The Number One Reason to Stop About Caring What People Think of You
By Thao Nguyen
One of the biggest goals in my life has been to be more comfortable with being myself and caring less about what people think of me. I’ve always wanted to be the kind of person who was just effortlessly myself without any anxiety about being judged. That kind of confidence is something I’ve seen in the people I admire most, and I’ve been really working hard to achieve it.
The main struggle with accomplishing this kind of self-assurance has been letting go of caring what people think of me. Everything I did in the public eye was carefully curated to make people think the best of me. I couldn’t understand how anyone could ever live in a way where others’ opinions didn’t matter. It was extremely frustrating feeling like I couldn’t be myself just because I cared too much about the assessments of both those I knew and those I didn’t. And up until very recently, this frustration was something I dealt with on the daily.
But amazingly, an argument I got into with a guy I barely knew changed my mindset completely.
I’m normally pretty reserved when I meet new people, tending to stay quiet and only piping up if I’ve got something witty to say. Of course, there’s an exception to everything, and I found my exception while talking to Bryant*. Bryant and I had hit it off pretty well at first, until he noticed I was wearing a rosary. He immediately stopped me in the middle of my sentence and said, “You know you’re really cute, but you should really question Catholicism.” He then went on a lengthy diatribe about how ignorant and bigoted it was of me to be Catholic. Everytime I tried to interject, he would talk over me and insist over and over again that I was dumb and ill-informed.

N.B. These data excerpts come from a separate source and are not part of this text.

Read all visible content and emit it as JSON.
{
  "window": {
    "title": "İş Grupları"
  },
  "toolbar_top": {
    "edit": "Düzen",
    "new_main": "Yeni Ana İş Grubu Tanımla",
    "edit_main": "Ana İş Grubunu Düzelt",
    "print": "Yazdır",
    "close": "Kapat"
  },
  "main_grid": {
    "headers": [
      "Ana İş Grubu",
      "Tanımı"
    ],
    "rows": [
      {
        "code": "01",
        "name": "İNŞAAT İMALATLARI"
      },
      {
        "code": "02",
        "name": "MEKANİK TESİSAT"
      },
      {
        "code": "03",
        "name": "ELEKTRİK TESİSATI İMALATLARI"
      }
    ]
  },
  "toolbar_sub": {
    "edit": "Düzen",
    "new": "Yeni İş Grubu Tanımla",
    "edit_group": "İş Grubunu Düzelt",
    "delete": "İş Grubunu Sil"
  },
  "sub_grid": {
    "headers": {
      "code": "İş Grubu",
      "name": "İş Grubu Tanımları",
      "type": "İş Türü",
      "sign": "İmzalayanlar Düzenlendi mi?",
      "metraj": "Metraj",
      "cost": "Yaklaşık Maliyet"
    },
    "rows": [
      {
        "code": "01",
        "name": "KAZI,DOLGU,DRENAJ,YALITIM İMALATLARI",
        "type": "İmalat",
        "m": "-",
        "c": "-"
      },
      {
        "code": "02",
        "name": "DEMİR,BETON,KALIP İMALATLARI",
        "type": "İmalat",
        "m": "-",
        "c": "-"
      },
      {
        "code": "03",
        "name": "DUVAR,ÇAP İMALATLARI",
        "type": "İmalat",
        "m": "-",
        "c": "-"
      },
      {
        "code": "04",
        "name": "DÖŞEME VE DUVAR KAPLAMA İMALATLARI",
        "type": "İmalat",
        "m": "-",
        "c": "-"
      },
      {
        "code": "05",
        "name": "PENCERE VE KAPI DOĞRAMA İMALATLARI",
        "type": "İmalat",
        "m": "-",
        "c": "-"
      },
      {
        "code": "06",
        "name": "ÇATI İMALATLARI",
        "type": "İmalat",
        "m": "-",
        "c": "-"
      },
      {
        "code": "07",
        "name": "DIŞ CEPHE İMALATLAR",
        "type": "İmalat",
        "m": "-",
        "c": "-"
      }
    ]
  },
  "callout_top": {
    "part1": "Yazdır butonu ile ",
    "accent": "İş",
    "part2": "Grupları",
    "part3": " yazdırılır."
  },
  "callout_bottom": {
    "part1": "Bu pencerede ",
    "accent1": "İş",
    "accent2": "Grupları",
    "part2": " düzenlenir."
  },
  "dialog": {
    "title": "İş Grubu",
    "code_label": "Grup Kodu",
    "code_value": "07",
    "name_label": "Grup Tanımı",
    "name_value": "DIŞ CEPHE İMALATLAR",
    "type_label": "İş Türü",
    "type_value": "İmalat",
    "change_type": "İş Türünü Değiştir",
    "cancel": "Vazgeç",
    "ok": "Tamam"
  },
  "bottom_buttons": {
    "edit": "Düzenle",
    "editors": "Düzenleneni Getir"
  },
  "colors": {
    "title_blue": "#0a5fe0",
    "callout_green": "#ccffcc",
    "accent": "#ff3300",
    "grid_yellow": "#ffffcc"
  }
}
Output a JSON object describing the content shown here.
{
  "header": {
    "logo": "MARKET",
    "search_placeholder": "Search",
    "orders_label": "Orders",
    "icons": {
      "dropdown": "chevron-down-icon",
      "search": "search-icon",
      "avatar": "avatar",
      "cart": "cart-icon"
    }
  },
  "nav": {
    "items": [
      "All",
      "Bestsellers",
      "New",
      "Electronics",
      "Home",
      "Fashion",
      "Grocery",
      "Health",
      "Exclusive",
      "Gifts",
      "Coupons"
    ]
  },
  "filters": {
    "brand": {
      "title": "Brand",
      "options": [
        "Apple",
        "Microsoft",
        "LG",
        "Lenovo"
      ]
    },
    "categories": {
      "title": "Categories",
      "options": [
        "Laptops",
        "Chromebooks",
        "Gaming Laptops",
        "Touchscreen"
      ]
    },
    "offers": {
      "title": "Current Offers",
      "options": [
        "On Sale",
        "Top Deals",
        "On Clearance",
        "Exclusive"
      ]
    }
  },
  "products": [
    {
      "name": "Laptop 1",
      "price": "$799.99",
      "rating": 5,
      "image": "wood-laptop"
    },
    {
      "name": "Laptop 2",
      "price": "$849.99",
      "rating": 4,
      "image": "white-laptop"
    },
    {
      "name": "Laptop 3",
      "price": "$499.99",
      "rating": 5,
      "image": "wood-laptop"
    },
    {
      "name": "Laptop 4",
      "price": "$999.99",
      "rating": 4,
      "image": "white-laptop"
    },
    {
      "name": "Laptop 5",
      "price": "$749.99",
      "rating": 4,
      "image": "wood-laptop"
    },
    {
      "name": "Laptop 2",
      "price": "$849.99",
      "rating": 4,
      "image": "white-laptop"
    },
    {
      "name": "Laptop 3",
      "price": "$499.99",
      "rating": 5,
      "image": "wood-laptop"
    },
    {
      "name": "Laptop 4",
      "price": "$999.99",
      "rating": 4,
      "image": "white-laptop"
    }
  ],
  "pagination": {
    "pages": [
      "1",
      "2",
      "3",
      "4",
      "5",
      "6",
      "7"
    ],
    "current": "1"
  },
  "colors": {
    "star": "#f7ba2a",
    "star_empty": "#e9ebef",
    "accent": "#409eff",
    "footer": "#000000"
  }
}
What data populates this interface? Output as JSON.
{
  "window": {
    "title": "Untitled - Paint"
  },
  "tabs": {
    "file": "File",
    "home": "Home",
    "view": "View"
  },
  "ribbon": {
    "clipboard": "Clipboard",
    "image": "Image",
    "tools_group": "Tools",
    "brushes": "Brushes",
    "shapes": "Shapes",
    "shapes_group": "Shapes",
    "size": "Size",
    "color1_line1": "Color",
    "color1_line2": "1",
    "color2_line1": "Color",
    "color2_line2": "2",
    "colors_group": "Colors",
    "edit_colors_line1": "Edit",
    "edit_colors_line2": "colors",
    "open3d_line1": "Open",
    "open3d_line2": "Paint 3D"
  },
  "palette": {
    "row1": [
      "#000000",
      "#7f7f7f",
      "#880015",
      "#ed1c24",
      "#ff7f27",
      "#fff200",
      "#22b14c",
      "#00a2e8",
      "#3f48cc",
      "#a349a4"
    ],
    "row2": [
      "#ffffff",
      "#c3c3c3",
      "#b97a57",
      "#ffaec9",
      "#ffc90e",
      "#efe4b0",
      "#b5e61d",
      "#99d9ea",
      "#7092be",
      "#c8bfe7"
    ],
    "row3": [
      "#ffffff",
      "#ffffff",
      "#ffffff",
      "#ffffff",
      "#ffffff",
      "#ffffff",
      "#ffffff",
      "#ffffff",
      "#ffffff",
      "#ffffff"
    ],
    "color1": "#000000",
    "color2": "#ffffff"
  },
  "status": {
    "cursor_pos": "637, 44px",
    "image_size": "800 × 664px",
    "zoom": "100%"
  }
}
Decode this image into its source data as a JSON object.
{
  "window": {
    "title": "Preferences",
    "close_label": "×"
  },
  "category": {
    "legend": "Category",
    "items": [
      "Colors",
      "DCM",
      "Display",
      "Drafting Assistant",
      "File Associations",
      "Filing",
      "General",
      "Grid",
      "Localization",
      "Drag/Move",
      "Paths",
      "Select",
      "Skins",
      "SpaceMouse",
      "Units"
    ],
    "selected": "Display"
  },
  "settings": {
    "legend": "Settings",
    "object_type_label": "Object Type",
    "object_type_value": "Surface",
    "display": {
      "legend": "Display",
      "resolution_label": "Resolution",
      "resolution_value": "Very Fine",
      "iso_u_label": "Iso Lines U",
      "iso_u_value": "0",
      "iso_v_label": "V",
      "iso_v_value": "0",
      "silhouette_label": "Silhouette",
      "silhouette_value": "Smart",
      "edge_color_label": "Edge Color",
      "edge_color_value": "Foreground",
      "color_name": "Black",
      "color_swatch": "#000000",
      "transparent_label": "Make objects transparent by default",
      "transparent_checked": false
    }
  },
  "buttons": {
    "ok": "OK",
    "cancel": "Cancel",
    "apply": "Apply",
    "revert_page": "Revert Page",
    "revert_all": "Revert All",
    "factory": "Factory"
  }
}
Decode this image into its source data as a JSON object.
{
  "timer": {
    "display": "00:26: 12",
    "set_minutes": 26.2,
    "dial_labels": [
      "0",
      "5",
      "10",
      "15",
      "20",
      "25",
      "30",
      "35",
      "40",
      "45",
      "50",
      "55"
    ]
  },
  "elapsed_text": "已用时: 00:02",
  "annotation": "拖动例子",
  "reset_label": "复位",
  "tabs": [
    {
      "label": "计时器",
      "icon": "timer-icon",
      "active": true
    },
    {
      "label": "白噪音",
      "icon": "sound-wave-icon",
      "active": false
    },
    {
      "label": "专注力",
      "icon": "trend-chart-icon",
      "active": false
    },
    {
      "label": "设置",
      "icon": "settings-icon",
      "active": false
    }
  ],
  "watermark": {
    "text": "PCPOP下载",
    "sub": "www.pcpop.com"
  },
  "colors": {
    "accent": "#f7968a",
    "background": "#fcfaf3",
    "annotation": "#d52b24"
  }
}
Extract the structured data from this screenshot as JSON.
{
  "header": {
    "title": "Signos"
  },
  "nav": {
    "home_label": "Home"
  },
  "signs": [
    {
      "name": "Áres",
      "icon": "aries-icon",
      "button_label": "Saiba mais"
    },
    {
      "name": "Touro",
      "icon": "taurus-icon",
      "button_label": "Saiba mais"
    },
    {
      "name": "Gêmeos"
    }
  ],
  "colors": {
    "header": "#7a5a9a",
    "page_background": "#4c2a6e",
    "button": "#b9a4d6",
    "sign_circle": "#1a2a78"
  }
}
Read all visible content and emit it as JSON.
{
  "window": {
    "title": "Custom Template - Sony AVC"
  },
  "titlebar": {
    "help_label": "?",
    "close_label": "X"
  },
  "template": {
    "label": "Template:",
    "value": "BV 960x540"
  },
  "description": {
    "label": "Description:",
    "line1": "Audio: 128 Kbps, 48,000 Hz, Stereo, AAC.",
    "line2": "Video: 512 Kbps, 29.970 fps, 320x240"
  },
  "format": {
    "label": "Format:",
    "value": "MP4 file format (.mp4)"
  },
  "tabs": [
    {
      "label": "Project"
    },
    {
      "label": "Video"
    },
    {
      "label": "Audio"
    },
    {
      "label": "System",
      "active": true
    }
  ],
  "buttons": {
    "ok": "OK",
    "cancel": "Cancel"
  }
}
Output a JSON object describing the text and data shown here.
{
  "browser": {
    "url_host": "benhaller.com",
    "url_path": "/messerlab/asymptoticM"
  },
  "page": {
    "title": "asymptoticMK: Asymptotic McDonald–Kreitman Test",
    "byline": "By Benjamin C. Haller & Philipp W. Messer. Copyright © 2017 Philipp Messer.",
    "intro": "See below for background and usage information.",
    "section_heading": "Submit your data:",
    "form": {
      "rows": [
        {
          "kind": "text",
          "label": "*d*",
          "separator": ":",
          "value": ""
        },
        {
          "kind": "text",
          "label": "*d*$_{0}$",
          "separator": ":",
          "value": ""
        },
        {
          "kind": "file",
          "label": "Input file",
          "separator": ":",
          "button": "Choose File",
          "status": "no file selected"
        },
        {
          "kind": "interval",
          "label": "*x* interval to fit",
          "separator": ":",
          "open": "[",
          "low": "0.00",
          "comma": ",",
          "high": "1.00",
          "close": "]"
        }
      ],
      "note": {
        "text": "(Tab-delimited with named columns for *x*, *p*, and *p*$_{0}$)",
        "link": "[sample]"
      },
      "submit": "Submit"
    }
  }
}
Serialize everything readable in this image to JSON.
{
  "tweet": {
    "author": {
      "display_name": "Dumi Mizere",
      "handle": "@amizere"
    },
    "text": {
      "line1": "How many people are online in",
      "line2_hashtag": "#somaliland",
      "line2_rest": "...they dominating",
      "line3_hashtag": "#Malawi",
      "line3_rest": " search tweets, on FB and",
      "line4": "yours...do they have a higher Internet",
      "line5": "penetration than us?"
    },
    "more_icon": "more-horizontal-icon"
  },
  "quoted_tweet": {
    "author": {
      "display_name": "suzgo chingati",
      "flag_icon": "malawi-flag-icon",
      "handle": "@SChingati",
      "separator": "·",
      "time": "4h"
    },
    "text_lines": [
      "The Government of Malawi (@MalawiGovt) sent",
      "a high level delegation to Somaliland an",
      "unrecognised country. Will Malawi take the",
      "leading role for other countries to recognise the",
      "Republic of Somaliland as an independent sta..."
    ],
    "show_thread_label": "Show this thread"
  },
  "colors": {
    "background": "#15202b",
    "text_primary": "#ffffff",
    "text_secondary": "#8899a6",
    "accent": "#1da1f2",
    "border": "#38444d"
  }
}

Under any other circumstance, I would’ve just walked away. However, my faith is one thing I will always defend. So I sat there and let him finish his rant, before I calmly refuted every point he made. But my arguments fell on closed ears, and he just started yelling again. I realized that nothing I said was going to change his opinion of me or Catholicism.But even more revelatory was that I didn’t care what he thought of me because his opinion of me doesn’t change who I am. That’s right.
A person’s opinion of you doesn’t define or change who you are.
Just because Bryant thought i was ignorant, doesn’t mean I’m ignorant. I understood then that I know who I am, and that’s really all that matters. People can have as many opinions about me as they want but their opinions don’t define my character. My own actions and words define my character. And this isn’t just limited to the thoughts of strangers or people I’m barely acquainted with. It applies to everyone.Even if the people who know and care about me the most think I’m annoying, dumb, or obnoxious, it doesn’t automatically make me annoying, dumb, or obnoxious.
Now don’t get me wrong. This doesn’t mean that people will always be wrong about you. The point is, for example, that if you’re a kind person, but someone thinks you’re mean, does not make you mean. The important things here are to know who you are, to continue to be who you are, and to carry on with conviction when others can’t see what you see in yourself. Continue to be the person you know yourself to be, and eventually the people who matter will see the same person you see.
*Editor's note: names have been changed for confidentiality.